The European Commission has approved a €1.5 billion Polish scheme for state-supported reinsurance of transport insurance on Ukrainian territory. This scheme helps maintain trade flows between Ukraine and Poland, disrupted by Russian military aggression.
The Polish scheme
Poland notified the Commission of a €1.5 billion scheme where the public export credit insurer KUKE provides reinsurance for war-related risks, such as damage from military actions and sabotage. Direct beneficiaries are insurance companies in Poland, and indirect beneficiaries are transport companies delivering goods to Ukraine.

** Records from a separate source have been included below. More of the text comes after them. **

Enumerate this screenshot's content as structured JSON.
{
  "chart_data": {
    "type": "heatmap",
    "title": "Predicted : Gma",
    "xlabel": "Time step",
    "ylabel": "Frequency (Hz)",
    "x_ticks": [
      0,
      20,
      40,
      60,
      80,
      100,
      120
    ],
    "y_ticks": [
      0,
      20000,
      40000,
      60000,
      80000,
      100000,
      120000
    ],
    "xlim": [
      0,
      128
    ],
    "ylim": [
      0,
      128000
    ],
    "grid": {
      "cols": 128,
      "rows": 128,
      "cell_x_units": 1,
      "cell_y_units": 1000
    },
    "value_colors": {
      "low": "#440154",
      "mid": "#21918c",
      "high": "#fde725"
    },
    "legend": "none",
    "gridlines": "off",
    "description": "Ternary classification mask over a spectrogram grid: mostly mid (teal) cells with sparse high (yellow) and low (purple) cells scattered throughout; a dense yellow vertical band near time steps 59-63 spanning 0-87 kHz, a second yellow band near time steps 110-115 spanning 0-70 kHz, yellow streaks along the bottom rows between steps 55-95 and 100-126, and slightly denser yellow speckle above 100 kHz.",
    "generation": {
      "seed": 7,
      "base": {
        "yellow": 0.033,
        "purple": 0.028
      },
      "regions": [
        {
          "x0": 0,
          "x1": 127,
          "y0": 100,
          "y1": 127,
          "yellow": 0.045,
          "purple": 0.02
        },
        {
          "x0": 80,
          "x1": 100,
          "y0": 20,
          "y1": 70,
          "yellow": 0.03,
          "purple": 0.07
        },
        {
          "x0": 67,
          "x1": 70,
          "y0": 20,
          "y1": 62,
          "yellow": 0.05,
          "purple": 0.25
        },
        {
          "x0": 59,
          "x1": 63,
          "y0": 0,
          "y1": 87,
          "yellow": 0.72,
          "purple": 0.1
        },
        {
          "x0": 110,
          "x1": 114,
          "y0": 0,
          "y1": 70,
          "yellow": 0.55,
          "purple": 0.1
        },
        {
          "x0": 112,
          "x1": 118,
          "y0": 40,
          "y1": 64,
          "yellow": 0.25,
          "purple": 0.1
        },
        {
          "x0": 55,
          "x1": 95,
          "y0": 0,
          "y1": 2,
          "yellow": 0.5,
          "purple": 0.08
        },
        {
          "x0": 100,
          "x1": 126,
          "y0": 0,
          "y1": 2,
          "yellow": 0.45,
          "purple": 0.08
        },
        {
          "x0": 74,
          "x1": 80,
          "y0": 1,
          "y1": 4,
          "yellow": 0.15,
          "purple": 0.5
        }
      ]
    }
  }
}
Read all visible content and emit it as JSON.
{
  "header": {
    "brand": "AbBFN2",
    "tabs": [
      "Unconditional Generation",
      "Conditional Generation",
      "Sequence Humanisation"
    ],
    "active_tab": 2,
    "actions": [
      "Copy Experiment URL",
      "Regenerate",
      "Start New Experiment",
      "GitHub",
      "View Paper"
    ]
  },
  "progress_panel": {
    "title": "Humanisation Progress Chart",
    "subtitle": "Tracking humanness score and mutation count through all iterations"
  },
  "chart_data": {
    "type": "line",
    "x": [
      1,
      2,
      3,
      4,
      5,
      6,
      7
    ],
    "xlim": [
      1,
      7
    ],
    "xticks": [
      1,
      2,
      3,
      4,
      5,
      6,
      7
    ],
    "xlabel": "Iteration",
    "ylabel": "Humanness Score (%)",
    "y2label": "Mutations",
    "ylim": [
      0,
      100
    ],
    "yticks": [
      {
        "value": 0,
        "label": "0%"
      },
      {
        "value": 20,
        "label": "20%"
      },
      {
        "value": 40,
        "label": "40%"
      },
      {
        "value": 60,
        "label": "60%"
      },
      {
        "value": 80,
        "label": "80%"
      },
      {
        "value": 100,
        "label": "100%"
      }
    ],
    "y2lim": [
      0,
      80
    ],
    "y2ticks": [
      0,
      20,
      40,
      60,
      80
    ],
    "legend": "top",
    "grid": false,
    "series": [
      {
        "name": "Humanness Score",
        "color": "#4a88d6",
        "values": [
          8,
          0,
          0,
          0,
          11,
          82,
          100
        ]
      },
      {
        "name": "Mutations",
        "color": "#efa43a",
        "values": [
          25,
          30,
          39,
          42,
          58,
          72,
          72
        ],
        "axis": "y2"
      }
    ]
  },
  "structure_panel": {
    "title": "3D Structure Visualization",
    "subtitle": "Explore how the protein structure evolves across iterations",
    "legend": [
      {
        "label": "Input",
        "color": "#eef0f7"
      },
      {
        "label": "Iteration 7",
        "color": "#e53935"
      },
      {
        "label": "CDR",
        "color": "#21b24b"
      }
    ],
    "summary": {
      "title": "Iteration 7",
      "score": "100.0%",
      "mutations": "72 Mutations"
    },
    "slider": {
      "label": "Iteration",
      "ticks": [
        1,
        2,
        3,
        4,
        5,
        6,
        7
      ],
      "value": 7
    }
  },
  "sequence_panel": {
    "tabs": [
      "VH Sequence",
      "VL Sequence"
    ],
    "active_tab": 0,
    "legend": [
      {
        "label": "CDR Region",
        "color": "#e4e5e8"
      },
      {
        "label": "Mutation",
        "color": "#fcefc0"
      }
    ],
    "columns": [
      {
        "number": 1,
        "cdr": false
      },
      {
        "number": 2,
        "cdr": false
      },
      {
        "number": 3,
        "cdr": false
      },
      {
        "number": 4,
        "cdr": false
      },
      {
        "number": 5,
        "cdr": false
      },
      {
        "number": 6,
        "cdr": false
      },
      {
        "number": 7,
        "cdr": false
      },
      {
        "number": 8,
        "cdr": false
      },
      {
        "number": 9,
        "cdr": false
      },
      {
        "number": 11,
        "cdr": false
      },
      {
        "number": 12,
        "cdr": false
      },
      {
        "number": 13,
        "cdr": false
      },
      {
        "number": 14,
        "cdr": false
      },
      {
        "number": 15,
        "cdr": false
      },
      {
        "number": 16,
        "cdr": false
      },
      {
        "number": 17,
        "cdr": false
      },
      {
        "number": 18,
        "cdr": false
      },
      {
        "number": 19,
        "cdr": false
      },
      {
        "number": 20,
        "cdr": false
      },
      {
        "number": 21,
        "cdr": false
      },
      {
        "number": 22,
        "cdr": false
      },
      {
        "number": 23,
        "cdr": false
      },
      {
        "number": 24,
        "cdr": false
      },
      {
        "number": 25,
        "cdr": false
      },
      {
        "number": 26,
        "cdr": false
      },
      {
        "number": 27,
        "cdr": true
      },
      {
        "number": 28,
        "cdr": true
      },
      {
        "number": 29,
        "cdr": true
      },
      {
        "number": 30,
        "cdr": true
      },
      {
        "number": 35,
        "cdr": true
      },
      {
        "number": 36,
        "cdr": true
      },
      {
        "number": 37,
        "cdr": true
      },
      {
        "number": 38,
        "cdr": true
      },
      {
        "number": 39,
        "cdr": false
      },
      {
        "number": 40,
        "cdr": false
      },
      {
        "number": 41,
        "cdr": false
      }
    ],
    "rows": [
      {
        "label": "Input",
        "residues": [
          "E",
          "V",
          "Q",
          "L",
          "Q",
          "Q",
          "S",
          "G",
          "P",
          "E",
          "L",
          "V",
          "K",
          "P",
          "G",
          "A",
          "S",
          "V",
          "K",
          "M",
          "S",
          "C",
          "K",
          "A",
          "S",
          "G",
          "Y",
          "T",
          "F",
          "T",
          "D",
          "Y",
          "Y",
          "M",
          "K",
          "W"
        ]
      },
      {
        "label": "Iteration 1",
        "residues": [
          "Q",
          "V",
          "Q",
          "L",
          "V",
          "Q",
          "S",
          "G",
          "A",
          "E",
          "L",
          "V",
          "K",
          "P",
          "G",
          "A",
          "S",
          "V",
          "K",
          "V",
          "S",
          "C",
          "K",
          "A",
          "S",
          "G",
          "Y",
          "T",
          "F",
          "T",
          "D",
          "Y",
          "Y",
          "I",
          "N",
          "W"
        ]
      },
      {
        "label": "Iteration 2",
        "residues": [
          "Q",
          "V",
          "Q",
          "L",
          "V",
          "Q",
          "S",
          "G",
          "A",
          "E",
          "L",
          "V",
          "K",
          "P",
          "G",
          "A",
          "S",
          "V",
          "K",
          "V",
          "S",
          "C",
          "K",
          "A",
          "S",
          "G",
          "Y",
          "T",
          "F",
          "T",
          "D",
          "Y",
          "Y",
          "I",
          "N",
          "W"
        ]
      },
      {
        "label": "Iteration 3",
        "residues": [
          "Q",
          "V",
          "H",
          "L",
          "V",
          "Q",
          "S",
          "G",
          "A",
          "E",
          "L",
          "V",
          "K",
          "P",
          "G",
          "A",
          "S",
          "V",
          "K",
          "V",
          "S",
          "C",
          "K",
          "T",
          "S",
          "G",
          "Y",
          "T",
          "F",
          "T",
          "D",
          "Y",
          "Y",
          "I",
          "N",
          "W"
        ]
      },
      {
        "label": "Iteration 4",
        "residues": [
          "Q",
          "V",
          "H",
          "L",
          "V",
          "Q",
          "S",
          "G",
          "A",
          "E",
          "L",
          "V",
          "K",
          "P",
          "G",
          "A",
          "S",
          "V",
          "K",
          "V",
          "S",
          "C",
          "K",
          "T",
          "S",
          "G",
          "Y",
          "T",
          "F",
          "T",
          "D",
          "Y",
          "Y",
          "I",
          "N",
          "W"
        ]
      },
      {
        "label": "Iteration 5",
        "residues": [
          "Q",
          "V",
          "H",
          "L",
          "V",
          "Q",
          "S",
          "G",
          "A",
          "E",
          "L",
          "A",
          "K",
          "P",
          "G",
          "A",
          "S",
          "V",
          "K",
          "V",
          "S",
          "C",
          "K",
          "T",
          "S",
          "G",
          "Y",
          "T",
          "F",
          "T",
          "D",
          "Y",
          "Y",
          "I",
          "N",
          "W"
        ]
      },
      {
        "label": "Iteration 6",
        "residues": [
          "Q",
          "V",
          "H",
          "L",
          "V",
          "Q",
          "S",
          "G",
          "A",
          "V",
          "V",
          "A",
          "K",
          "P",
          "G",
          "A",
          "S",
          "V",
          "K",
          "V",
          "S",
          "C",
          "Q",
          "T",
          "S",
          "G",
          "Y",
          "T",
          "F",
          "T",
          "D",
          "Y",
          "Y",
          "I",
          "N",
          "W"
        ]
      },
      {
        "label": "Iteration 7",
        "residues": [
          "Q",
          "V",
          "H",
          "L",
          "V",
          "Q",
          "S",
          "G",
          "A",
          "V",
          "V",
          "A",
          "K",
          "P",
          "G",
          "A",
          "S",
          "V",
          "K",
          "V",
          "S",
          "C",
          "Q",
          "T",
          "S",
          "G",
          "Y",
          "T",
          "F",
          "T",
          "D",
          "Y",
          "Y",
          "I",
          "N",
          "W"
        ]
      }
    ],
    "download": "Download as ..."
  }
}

The scheme fills a market gap in insurance for war-related risks for transport companies. KUKE covers 80% of these risks, while insurance companies retain the remaining 20%. The scheme is effective until 30 June 2027.
Commissions assessment
The Commission assessed the scheme under EU State aid rules, particularly Article 107(3)(c) of the Treaty on the Functioning of the European Union. The scheme is necessary and proportionate to facilitate the development of transport services and provides sufficient incentives without distorting competition.
Background
State aid can be approved under the Temporary Crisis and Transition Framework or Article 107(3)(c) TFEU, provided the aid remains necessary and proportionate.
The non-confidential version of the decision will be made available under case number SA.111121 in the Commissions State aid register once any confidentiality issues have been resolved.